Interleukin-1α released from HSV-1-infected keratinocytes acts as a functional alarmin in the skin.

作者信息

Milora Katelynn A, Miller Samantha L, Sanmiguel Julio C, Jensen Liselotte E

机构信息

Department of Microbiology and Immunology, Temple Autoimmunity Center, Temple University School of Medicine, 1158 MERB, 3500 N Broad Street, Philadelphia, Pennsylvania 19140, USA.

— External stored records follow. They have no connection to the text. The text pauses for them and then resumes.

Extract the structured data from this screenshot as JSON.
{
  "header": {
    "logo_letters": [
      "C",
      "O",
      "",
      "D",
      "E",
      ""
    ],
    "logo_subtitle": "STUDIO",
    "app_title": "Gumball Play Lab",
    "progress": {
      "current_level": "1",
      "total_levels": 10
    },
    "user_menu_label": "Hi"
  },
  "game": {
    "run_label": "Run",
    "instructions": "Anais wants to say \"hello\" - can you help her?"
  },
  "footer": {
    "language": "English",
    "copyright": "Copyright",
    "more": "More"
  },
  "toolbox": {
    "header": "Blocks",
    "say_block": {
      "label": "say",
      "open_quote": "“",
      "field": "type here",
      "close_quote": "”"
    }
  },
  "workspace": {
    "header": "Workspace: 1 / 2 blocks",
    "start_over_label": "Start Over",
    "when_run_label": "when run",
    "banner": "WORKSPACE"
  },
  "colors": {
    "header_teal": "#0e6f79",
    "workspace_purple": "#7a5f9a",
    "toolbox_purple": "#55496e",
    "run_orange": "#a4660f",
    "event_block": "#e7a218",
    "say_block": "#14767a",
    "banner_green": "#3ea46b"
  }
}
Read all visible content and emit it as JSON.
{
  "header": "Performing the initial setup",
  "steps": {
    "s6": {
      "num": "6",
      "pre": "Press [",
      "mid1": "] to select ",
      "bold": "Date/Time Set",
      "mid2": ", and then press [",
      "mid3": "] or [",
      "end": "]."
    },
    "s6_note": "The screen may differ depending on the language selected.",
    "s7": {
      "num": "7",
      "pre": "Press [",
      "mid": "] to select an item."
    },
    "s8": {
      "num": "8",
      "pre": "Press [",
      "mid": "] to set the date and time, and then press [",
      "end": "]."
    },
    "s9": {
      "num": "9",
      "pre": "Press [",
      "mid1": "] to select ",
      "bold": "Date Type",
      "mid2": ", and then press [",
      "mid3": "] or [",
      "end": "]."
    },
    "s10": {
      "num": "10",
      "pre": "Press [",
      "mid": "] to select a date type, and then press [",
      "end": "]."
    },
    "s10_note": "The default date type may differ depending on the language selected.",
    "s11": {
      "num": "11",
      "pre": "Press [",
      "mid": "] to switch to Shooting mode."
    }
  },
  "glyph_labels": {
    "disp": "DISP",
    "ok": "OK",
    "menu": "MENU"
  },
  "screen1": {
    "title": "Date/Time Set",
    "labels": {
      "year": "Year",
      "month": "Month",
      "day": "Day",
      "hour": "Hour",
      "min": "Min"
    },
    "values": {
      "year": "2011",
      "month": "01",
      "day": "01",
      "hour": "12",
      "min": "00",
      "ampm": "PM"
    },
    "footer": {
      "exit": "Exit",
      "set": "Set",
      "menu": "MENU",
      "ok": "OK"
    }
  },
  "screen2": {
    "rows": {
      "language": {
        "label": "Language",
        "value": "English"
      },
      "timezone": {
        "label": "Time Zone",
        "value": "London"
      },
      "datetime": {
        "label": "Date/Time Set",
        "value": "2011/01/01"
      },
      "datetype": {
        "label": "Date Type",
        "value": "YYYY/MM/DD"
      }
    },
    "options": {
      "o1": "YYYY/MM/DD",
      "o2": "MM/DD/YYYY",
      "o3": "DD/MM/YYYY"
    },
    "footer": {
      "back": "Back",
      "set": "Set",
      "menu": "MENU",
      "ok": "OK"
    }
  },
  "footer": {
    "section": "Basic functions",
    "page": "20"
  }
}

Gene Therapy Program, Department of Pathology and Laboratory Medicine, University of Pennsylvania, TRL Building, 125 S 31st Street, Philadelphia, Pennsylvania 19104, USA.

出版信息

Nat Commun. 2014 Oct 17;5:5230. doi: 10.1038/ncomms6230.

Abstract

Herpes simplex virus-1 (HSV-1) is a human pathogen that utilizes several strategies to circumvent the host immune response. An immune evasion mechanism employed by HSV-1 is retention of interleukin-1β (IL-1β) in the intracellular space, which blocks the pro-inflammatory activity of IL-1β. Here we report that HSV-1-infected keratinocytes actively release the also pro-inflammatory IL-1α, preserving the ability of infected cells to signal danger to the surrounding tissue. The extracellular release of IL-1α is independent of inflammatory caspases. In vivo recruitment of leukocytes to early HSV-1 microinfection sites within the epidermis is dependent upon IL-1 signalling. Following cutaneous HSV-1 infection, mice unable to signal via extracellular IL-1α exhibit an increased mortality rate associated with viral dissemination. We conclude that IL-1α acts as an alarmin essential for leukocyte recruitment and protective immunity against HSV-1. This function may have evolved to counteract an immune evasion mechanism deployed by HSV-1.

摘要

单纯疱疹病毒1型(HSV-1)是一种人类病原体,它利用多种策略来规避宿主的免疫反应。HSV-1采用的一种免疫逃逸机制是将白细胞介素-1β(IL-1β)保留在细胞内空间,这会阻断IL-1β的促炎活性。在此,我们报告感染HSV-1的角质形成细胞会主动释放同样具有促炎作用的IL-1α,从而保持受感染细胞向周围组织发出危险信号的能力。IL-1α的细胞外释放不依赖于炎性半胱天冬酶。在体内,白细胞向表皮内早期HSV-1微感染部位的募集依赖于IL-1信号传导。皮肤感染HSV-1后,无法通过细胞外IL-1α发出信号的小鼠死亡率增加,且与病毒传播有关。我们得出结论,IL-1α作为一种警报素,对于白细胞募集和针对HSV-1的保护性免疫至关重要。该功能可能已经进化以抵消HSV-1所采用的一种免疫逃逸机制。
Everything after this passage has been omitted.